Erdős Problem 480

Reference: erdosproblems.com/480

theorem Erdos480.erdos_480 : True ↔ ∀ (x : ℕ → ℝ), (∀ (n : ℕ), x n ∈ Set.Icc 0 1) → ⨅ (n : ℕ), Filter.liminf (fun (m : ℕ) => ↑n * |x (m + n) - x m|) Filter.atTop ≤ 1 / √5

Let $x_1,x_2,\ldots\in [0,1]$ be an infinite sequence. Is it true that $$\inf_n \liminf_{m\to \infty} n \lvert x_{m+n}-x_m\rvert\leq 5^{-1/2}\approx 0.447?$$ A conjecture of Newman.

theorem Erdos480.erdos_480.variants.chung_graham : have c := 1 + ∑' (k : ℕ+), 1 / ↑(Nat.fib (2 * ↑k)); ∀ (x : ℕ → ℝ), (∀ (n : ℕ), x n ∈ Set.Icc 0 1) → ⨅ (n : ℕ), Filter.liminf (fun (m : ℕ) => ↑n * |x (m + n) - x m|) Filter.atTop ≤ 1 / c

This was proved by Chung and Graham \cite{ChGr84}, who in fact prove that $$\inf_n \liminf_{m\to \infty} n \lvert x_{m+n}-x_m\rvert\leq \frac{1}{c}\approx 0.3944$$ where $$c=1+\sum_{k\geq 1}\frac{1}{F_{2k}}=2.5353705\cdots$$ and $F_m$ is the $m$th Fibonacci number.

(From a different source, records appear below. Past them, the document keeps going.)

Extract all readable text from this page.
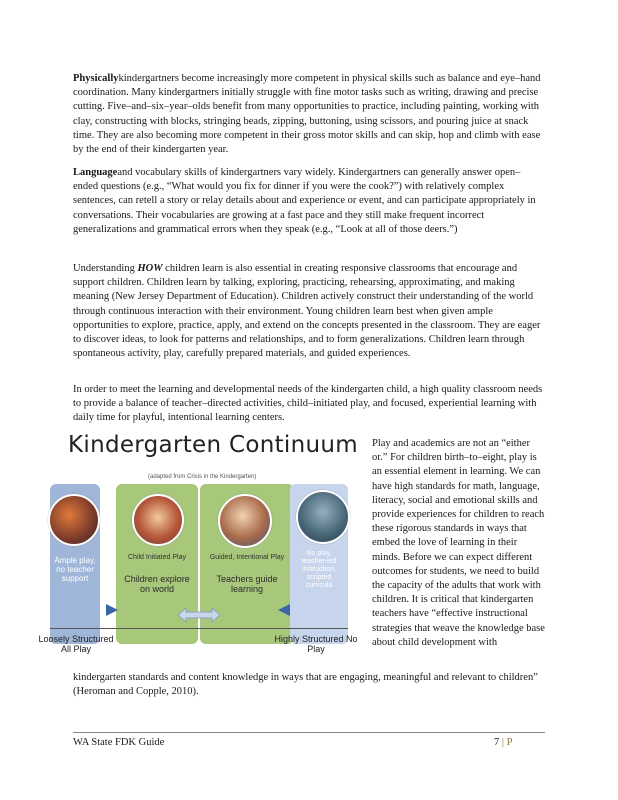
Physicallykindergartners become increasingly more competent in physical skills such as balance and eye‒hand coordination. Many kindergartners initially struggle with fine motor tasks such as writing, drawing and precise cutting. Five‒and‒six‒year‒olds benefit from many opportunities to practice, including painting, working with clay, constructing with blocks, stringing beads, zipping, buttoning, using scissors, and pouring juice at snack time. They are also becoming more competent in their gross motor skills and can skip, hop and climb with ease by the end of their kindergarten year.

Languageand vocabulary skills of kindergartners vary widely. Kindergartners can generally answer open‒ended questions (e.g., “What would you fix for dinner if you were the cook?”) with relatively complex sentences, can retell a story or relay details about and experience or event, and can participate appropriately in conversations. Their vocabularies are growing at a fast pace and they still make frequent incorrect generalizations and grammatical errors when they speak (e.g., “Look at all of those deers.”)

Understanding HOW children learn is also essential in creating responsive classrooms that encourage and support children. Children learn by talking, exploring, practicing, rehearsing, approximating, and making meaning (New Jersey Department of Education). Children actively construct their understanding of the world through continuous interaction with their environment. Young children learn best when given ample opportunities to explore, practice, apply, and extend on the concepts presented in the classroom. They are eager to discover ideas, to look for patterns and relationships, and to form generalizations. Children learn through spontaneous activity, play, carefully prepared materials, and guided experiences.

In order to meet the learning and developmental needs of the kindergarten child, a high quality classroom needs to provide a balance of teacher‒directed activities, child‒initiated play, and focused, experiential learning with daily time for playful, intentional learning centers.

Kindergarten Continuum
(adapted from Crisis in the Kindergarten)
Ample play, no teacher support
Child Initiated Play
Children explore on world
Guided, Intentional Play
Teachers guide learning
No play, teacher-led instruction, scripted curricula
Loosely Structured All Play
Highly Structured No Play

Play and academics are not an “either or.” For children birth‒to‒eight, play is an essential element in learning. We can have high standards for math, language, literacy, social and emotional skills and provide experiences for children to reach these rigorous standards in ways that embed the love of learning in their minds. Before we can expect different outcomes for students, we need to build the capacity of the adults that work with children. It is critical that kindergarten teachers have “effective instructional strategies that weave the knowledge base about child development with

kindergarten standards and content knowledge in ways that are engaging, meaningful and relevant to children” (Heroman and Copple, 2010).

WA State FDK Guide	7 | P
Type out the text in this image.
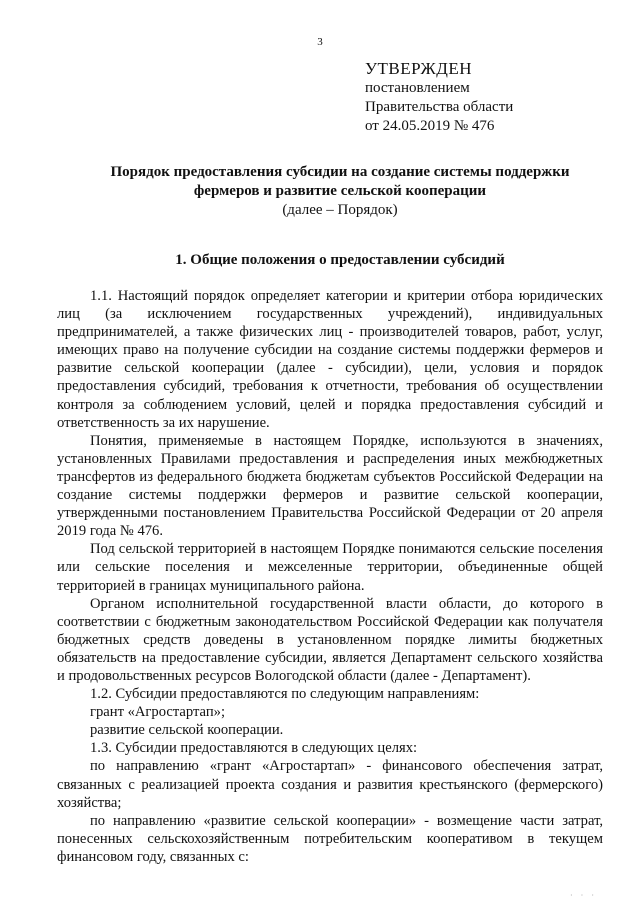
3
УТВЕРЖДЕН
постановлением
Правительства области
от 24.05.2019 № 476
Порядок предоставления субсидии на создание системы поддержки
фермеров и развитие сельской кооперации
(далее – Порядок)
1. Общие положения о предоставлении субсидий

1.1. Настоящий порядок определяет категории и критерии отбора юридических лиц (за исключением государственных учреждений), индивидуальных предпринимателей, а также физических лиц - производителей товаров, работ, услуг, имеющих право на получение субсидии на создание системы поддержки фермеров и развитие сельской кооперации (далее - субсидии), цели, условия и порядок предоставления субсидий, требования к отчетности, требования об осуществлении контроля за соблюдением условий, целей и порядка предоставления субсидий и ответственность за их нарушение.

Понятия, применяемые в настоящем Порядке, используются в значениях, установленных Правилами предоставления и распределения иных межбюджетных трансфертов из федерального бюджета бюджетам субъектов Российской Федерации на создание системы поддержки фермеров и развитие сельской кооперации, утвержденными постановлением Правительства Российской Федерации от 20 апреля 2019 года № 476.

Под сельской территорией в настоящем Порядке понимаются сельские поселения или сельские поселения и межселенные территории, объединенные общей территорией в границах муниципального района.

Органом исполнительной государственной власти области, до которого в соответствии с бюджетным законодательством Российской Федерации как получателя бюджетных средств доведены в установленном порядке лимиты бюджетных обязательств на предоставление субсидии, является Департамент сельского хозяйства и продовольственных ресурсов Вологодской области (далее - Департамент).

1.2. Субсидии предоставляются по следующим направлениям:

грант «Агростартап»;

развитие сельской кооперации.

1.3. Субсидии предоставляются в следующих целях:

по направлению «грант «Агростартап» - финансового обеспечения затрат, связанных с реализацией проекта создания и развития крестьянского (фермерского) хозяйства;

по направлению «развитие сельской кооперации» - возмещение части затрат, понесенных сельскохозяйственным потребительским кооперативом в текущем финансовом году, связанных с:

· · ·
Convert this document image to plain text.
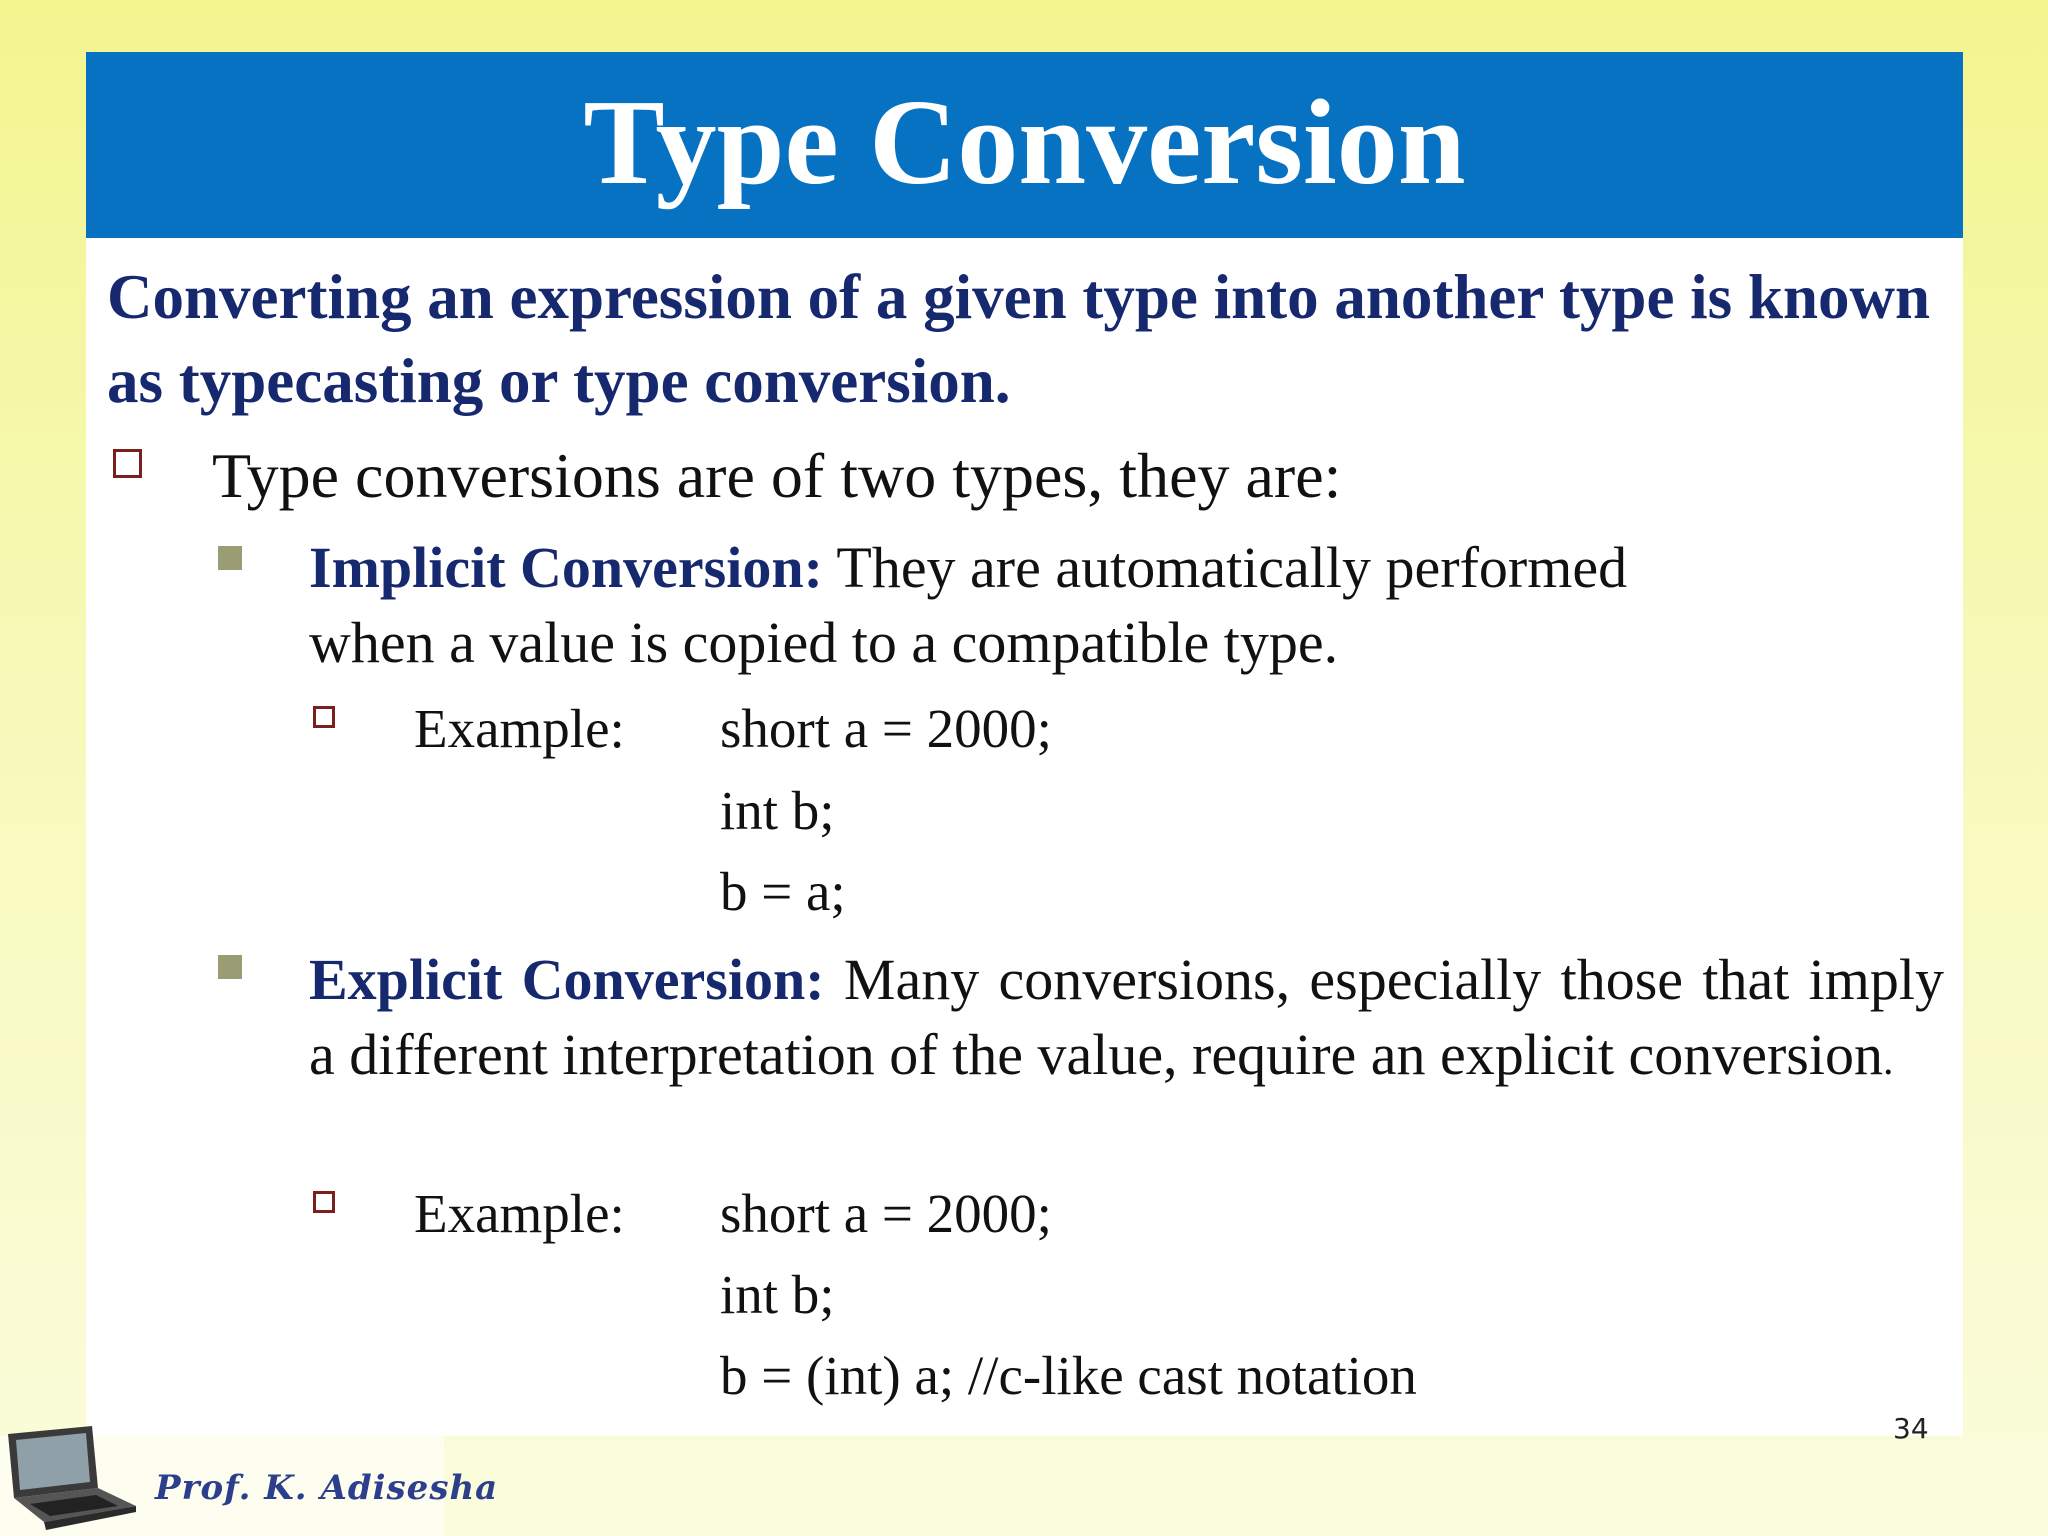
Type Conversion
Converting an expression of a given type into another type is known as typecasting or type conversion.
Type conversions are of two types, they are:
Implicit Conversion: They are automatically performed when a value is copied to a compatible type.
Example: short a = 2000;
int b;
b = a;
Explicit Conversion: Many conversions, especially those that imply a different interpretation of the value, require an explicit conversion.
Example: short a = 2000;
int b;
b = (int) a; //c-like cast notation
34
Prof. K. Adisesha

theorem Erdos480.erdos_480.variants.chung_graham_best_possible : have c := 1 + ∑' (k : ℕ+), 1 / ↑(Nat.fib (2 * ↑k)); ∀ ε > 0, ¬∀ (x : ℕ → ℝ), (∀ (n : ℕ), x n ∈ Set.Icc 0 1) → ⨅ (n : ℕ), Filter.liminf (fun (m : ℕ) => ↑n * |x (m + n) - x m|) Filter.atTop ≤ 1 / c - ε

They also prove that this constant is best possible.